Davacı vekili, Buca Belediyesi'nin 24.7.2007 tarihli 2007/1430 sayılı idari para cezasına ilişkin Encümen kararı ile davacıya uygulanan idari para cezasının iptaline bu talepleri yerinde görülmediği takdirde idari para cezasının alt sınırdan uygulanmasına (düşürülmesi) istemiyle adli yargı yerinde itirazda bulunmuştur.

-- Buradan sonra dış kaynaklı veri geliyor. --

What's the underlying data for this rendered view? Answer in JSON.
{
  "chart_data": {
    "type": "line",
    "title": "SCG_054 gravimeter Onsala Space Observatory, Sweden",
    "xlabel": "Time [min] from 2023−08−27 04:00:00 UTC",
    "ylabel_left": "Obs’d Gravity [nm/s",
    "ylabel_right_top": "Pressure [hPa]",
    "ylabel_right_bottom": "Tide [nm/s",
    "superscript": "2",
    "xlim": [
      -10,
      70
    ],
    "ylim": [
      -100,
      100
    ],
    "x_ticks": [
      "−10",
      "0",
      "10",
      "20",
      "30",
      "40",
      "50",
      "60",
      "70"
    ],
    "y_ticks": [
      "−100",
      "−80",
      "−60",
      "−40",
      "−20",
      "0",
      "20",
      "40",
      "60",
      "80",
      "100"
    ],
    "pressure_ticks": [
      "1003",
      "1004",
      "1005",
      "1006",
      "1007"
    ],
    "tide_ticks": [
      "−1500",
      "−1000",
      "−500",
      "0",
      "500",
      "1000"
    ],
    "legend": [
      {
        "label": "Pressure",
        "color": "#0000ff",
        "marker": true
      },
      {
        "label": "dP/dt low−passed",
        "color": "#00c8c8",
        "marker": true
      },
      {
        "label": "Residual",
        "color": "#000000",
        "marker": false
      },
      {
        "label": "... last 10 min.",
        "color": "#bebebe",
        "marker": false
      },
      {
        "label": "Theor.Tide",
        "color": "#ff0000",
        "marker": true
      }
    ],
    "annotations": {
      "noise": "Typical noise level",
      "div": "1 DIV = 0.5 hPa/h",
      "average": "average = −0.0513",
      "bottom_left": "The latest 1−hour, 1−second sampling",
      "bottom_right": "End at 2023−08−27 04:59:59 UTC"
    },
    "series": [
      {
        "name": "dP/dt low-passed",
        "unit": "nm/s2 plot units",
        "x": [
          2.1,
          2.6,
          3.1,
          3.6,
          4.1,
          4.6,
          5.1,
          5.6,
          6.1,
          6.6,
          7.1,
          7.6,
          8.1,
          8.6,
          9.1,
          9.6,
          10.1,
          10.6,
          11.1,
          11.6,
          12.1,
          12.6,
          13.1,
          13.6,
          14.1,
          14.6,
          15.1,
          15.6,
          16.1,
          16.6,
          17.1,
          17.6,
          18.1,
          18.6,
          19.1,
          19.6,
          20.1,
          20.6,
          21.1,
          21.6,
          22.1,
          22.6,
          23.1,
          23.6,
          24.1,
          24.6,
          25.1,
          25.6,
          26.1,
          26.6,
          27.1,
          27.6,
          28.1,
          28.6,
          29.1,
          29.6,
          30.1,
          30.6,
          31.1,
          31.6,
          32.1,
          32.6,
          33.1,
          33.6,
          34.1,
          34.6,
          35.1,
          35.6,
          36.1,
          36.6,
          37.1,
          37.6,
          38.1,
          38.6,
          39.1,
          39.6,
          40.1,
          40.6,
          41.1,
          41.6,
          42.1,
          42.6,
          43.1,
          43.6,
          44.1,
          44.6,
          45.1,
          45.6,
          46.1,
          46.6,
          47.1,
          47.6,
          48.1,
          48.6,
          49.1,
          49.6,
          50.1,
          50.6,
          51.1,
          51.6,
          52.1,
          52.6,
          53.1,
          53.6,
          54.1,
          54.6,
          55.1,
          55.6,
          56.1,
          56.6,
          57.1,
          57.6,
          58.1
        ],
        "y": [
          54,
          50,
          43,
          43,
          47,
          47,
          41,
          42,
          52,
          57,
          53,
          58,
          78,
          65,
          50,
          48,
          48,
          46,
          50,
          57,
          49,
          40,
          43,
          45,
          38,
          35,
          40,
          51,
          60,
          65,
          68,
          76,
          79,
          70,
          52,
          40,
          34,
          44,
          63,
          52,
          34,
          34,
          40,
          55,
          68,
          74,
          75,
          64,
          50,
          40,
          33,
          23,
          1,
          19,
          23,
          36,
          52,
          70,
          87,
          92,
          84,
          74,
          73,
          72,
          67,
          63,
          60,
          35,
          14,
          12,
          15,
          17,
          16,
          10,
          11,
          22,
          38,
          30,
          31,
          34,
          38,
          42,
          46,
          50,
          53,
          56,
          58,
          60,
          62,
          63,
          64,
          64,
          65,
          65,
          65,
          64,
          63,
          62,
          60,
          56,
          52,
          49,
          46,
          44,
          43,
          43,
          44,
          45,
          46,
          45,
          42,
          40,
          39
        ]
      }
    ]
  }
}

İZMİR 6. SULH CEZA MAHKEMESİ; 31.12.2007 gün ve D.İş:2007/178, K:2007/343 sayı ile, başvuran vekilinin dilekçesi ile, Buca Belediyesi encümen kararı ile gönderilen idari para cezasını daha önce ödediğinden yeni bir cezanın usul ve yasaya aykırı olduğunu ileri sürerek itirazda bulunduğu, işlemin 3194 sayılı İmar Yasası'nın 42. maddesi uyarınca gerçekleştirildiği, para cezası ve yıkım kararının birlikte bulunması nedeniyle bu tür davalara idare mahkemelerince bakılacağı gerekçesiyle görevsizlik kararı vermiş; bu karar, kesinleşmiştir.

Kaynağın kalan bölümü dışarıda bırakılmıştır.